季却之终于睁眼。月光下,元卿的魂体泛着淡淡的青光,腰间玉佩的纹路比白日更清晰几分。
"白彧的剑穗是改良过的。"季却之突然道,"比标准结法少绕半圈。"
元卿挑眉:"你看得倒仔细。"
"职责所在。"季却之重新闭目,"身为大师兄。"
屋内重归寂静。窗外传来夜枭的啼叫,远处隐约有守夜人敲梆子的声响。
元卿飘到窗框上坐着,两条腿虚悬在空中晃悠:"你这位师弟,嘴上说着讨厌你,眼睛却一直往你剑上瞟。"他轻笑一声,"可惜天赋都点在嘴皮子上了。"
季却之的眉头几不可察地动了动。
"怎么?"元卿歪头,"我说他你不高兴?"
"没有。"
"行吧。"元卿作势要穿墙而出,却在碰到墙壁前突然回头,"对了,明日若遇到那妖物,记得站我后面。"
季却之终于彻底睁开眼:"理由。"
"你现在灵力未复。"元卿指了指他放在膝上的手,腕间经脉还泛着不自然的青灰色,"而我——"他身影突然凝实,指尖在季却之剑鞘上敲出清脆一响,"恰好很擅长对付阴物。"
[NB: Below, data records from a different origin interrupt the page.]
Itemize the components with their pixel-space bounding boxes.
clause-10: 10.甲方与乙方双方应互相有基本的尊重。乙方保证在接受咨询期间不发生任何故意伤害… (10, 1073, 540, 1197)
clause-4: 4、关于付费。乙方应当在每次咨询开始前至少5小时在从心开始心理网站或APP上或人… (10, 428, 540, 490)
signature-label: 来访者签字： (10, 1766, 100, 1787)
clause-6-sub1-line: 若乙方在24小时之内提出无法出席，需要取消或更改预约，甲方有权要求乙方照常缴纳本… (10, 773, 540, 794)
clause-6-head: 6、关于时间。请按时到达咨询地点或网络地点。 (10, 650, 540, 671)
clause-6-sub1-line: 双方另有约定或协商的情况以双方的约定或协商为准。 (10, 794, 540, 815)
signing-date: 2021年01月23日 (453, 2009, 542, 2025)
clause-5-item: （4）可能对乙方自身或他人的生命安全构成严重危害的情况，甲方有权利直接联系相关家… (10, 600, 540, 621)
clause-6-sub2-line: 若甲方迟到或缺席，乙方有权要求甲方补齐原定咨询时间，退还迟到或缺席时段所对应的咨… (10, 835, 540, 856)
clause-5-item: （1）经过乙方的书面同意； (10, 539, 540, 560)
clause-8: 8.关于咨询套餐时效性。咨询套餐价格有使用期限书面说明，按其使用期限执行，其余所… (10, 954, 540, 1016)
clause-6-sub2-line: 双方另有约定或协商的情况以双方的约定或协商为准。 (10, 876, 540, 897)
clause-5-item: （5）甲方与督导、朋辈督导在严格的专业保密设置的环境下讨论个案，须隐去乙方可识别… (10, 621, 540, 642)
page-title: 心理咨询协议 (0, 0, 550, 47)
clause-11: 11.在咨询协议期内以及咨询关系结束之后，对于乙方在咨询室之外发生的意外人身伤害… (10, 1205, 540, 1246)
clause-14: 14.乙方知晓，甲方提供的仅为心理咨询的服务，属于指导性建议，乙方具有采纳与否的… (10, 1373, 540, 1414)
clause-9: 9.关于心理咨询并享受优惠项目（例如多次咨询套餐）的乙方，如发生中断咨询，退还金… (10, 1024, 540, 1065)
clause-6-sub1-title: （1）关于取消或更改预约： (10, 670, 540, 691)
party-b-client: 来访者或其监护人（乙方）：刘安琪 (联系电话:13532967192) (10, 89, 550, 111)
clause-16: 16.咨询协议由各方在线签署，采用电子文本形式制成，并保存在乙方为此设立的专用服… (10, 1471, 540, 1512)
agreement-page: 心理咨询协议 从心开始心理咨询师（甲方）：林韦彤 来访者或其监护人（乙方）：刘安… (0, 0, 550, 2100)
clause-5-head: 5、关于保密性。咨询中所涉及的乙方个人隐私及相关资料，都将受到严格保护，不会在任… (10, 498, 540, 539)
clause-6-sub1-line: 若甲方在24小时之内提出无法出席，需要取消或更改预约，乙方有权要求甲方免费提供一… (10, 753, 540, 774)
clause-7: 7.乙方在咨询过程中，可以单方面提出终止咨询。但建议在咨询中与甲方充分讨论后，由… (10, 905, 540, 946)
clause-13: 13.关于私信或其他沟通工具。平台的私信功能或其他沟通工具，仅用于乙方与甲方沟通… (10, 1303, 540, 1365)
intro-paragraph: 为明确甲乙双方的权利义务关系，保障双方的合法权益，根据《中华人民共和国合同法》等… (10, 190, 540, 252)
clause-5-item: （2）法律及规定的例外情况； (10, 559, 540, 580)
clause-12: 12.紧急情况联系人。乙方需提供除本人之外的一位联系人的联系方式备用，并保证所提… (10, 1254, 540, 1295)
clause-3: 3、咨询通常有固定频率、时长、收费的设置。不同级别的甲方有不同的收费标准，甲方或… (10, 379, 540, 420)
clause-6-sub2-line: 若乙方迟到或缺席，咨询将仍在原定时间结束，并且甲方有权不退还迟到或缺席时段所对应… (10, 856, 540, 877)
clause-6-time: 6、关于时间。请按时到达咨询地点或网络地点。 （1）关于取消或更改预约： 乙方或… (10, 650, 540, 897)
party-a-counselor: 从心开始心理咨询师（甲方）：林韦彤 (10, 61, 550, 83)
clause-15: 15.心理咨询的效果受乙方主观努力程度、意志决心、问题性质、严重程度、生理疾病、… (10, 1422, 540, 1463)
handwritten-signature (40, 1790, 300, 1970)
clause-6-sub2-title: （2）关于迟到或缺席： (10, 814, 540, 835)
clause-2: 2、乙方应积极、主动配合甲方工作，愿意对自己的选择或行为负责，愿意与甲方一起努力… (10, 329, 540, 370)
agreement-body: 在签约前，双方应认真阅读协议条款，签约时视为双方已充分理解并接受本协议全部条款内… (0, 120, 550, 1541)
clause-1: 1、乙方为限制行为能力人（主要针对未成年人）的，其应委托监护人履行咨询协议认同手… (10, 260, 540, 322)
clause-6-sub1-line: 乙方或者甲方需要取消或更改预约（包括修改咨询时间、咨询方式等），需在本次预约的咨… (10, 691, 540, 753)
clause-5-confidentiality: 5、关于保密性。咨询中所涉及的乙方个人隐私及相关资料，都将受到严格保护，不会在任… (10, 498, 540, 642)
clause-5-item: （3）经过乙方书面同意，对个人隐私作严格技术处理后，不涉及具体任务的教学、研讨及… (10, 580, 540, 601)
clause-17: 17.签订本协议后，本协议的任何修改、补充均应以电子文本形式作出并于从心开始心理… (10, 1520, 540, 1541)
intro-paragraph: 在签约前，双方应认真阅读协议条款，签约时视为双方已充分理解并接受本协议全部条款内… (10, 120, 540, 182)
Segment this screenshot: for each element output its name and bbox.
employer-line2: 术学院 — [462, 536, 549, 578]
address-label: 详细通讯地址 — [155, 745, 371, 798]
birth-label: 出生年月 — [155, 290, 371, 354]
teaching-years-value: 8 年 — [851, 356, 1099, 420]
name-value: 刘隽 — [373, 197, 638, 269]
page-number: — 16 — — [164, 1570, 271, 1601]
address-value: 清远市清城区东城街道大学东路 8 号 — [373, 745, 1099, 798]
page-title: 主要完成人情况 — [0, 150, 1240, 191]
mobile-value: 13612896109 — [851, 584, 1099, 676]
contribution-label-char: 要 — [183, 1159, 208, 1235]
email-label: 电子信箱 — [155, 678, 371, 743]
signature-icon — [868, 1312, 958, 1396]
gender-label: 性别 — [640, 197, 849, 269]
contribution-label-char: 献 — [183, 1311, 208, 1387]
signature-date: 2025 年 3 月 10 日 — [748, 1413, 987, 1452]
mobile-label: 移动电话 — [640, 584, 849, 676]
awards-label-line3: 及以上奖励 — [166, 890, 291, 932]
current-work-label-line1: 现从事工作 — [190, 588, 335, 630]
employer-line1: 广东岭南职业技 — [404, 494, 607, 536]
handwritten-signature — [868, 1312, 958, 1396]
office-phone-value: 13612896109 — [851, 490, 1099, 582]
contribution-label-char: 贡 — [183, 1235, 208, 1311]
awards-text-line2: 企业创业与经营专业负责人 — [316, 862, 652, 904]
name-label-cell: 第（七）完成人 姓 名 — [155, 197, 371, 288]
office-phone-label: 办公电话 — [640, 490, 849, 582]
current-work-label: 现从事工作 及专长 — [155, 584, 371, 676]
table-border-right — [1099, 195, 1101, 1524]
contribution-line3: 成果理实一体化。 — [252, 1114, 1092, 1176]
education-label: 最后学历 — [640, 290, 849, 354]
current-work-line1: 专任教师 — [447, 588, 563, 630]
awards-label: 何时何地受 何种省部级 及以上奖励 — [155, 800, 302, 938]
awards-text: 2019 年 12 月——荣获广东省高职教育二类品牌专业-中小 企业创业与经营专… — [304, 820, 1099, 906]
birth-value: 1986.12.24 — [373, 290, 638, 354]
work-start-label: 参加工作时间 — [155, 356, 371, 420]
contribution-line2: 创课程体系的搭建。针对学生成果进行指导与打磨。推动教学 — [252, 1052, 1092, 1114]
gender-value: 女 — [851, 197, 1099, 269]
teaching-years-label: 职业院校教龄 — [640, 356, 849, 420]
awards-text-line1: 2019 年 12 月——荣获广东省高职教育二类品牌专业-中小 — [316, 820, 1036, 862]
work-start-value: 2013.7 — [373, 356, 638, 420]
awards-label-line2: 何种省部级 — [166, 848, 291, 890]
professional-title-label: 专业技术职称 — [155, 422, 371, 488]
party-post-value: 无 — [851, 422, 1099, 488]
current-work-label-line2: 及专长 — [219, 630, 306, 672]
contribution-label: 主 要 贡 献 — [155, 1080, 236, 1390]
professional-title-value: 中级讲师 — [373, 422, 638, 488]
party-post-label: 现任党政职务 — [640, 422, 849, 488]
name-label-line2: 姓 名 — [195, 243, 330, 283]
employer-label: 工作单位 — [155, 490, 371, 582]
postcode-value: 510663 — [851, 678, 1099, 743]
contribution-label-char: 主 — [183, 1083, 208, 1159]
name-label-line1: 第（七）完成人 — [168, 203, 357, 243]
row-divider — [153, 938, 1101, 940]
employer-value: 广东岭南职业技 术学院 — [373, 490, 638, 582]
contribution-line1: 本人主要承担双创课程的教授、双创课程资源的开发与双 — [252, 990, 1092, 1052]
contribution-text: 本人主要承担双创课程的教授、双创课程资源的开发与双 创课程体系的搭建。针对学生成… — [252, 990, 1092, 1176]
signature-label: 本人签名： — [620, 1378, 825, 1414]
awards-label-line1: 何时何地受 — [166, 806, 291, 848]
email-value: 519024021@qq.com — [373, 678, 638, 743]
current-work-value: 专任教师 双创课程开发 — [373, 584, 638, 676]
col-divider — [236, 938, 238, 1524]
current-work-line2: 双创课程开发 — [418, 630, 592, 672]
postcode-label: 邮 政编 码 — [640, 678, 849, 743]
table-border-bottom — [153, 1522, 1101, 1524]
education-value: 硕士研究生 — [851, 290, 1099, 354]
月光穿过他忽然具象化的手指,在地板上投下一道转瞬即逝的影。季却之盯着那道消失的影子看了片刻,突然起身收剑。
"辰时出发。"他背对着元卿解开外袍,"现在,出去。"
元卿看着那道挺拔背影,忽然想起白日里被自己插在对方发间的木簪。他低笑一声化作青烟,最后一缕掠过季却之枕边时,留下句几不可闻的:"簪子记得带上。"
房门无风自闭。季却之站在原地看着枕边突然出现的木簪,半晌才吹熄了油灯。